Patricia Volk was commissioned by ITV in 2019 as part of the prestigious ‘ITV Creates’ initiative, making her sculpture visible on screen to millions of television viewers, and in 2017 she was invited by the Trustees of the Designer Crafts Foundation to go to Israel as one of their guest sculptors, speaking at the symposium in Tel Hai, lecturing both in Jerusalem at the Israel Museum and at the Benyamini Ceramics Centre in Tel Aviv.

Visit Patricia Volk’s website and Instagram page.

Featured work

Selected works, 2008-2021

Patricia Volk Ceramics

As a sculptor I love working with the directness of clay, using all the techniques, coiling and slab building, making one-off pieces, which are fired, constructed, then finished with acrylic paint. My obsession is with catching a very simple form or line, then enhancing it with colour. Sometimes these stand alone, or are in combinations that I hope suggest opposites such as strength and fragility, stability and precariousness – very much reflecting the relationships we have as human beings. But also rest and activity, grace and motion – always attempting to give an inert object a lively, almost living, presence and a sense of strong individual character.

What excites me is the abstraction rather than trying to create a piece that represents or illustrates an idea.

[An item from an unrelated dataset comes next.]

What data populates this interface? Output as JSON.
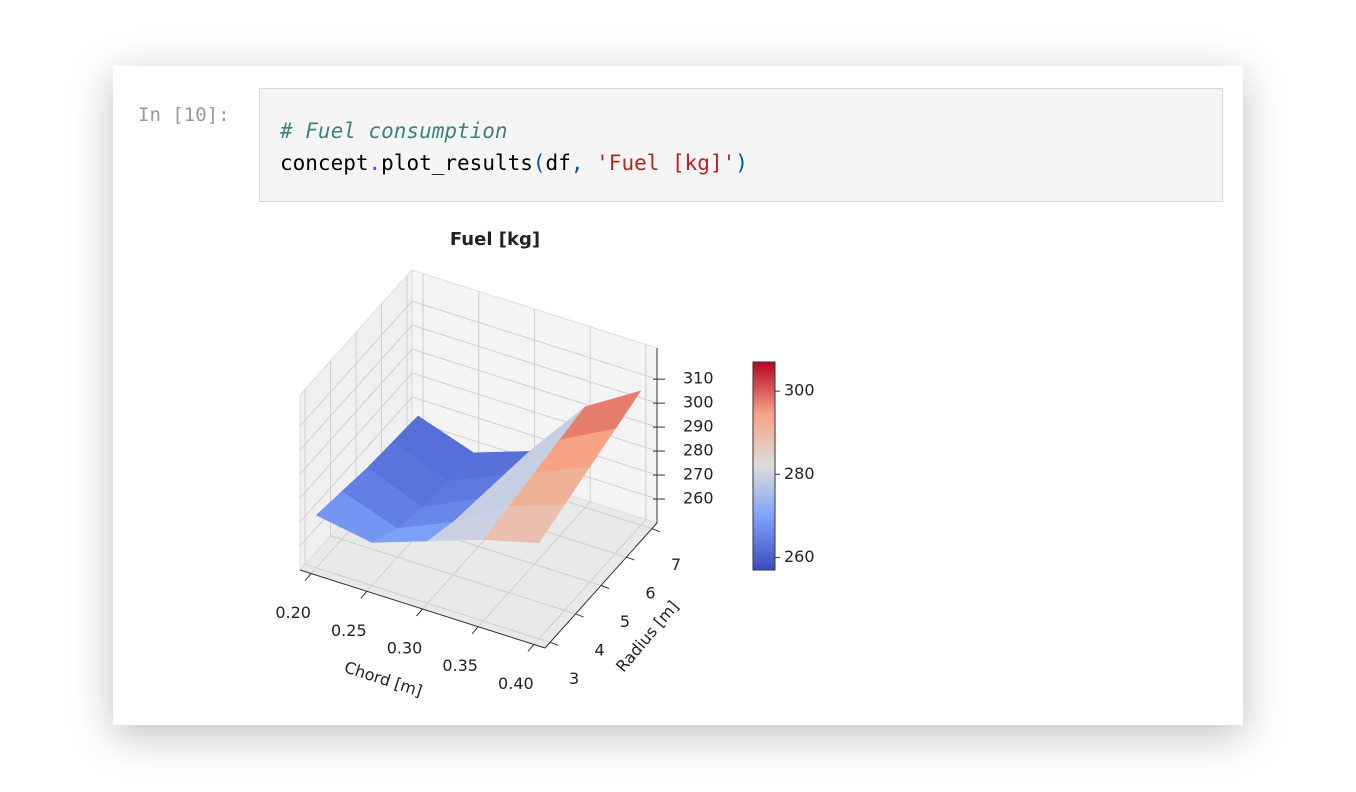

Really, working in clay is like play, and, being dyslexic, I have trouble expressing ideas in words, so I chose a medium where words aren’t necessary. Or, you could say, it chose me.

I put one colour against the other in a way that is satisfying or dynamic. It’s purely visual and non-intellectual. If there is a deeper meaning I like to think that is brought by the viewer: I don’t like to limit their experience by giving a sculpture a set explanation or description. Sometimes I know what is going on in my head, but more often I let my hands do the “thinking”. That doesn’t mean it’s easy – far from it, because I take a very long time to consider the exact colours and weigh them up. Some might watch my activity and indecision and quite honestly think it’s the total obsessiveness of a mad person.

I like the thought that the pieces look light, and float – a contradiction to the obvious physical weight of clay. I like the idea of uplift. I’m adamant they should be viewed at eye level, by walking around and looking at them from different angles. The surface texture can work to make the flatness of colour more nuanced and less machine-manufactured looking, adding a natural edginess on a vivid unnatural blue, for instance. I always work on a series of pieces at the same time because of the nature of the material (you cannot rush it), but the finished product is defined by the time it is modelled which can be affected by all sorts of things: weather, temperature, my mood, and so on. If you pushed me to say, I would like the combination of non-figurative form and colour combination to set off a series of ideas in the viewer’s mind – tranquility, elegance, power, sadness, rest, action, conflict, a sense of movement… all these things triggering human emotions of some kind.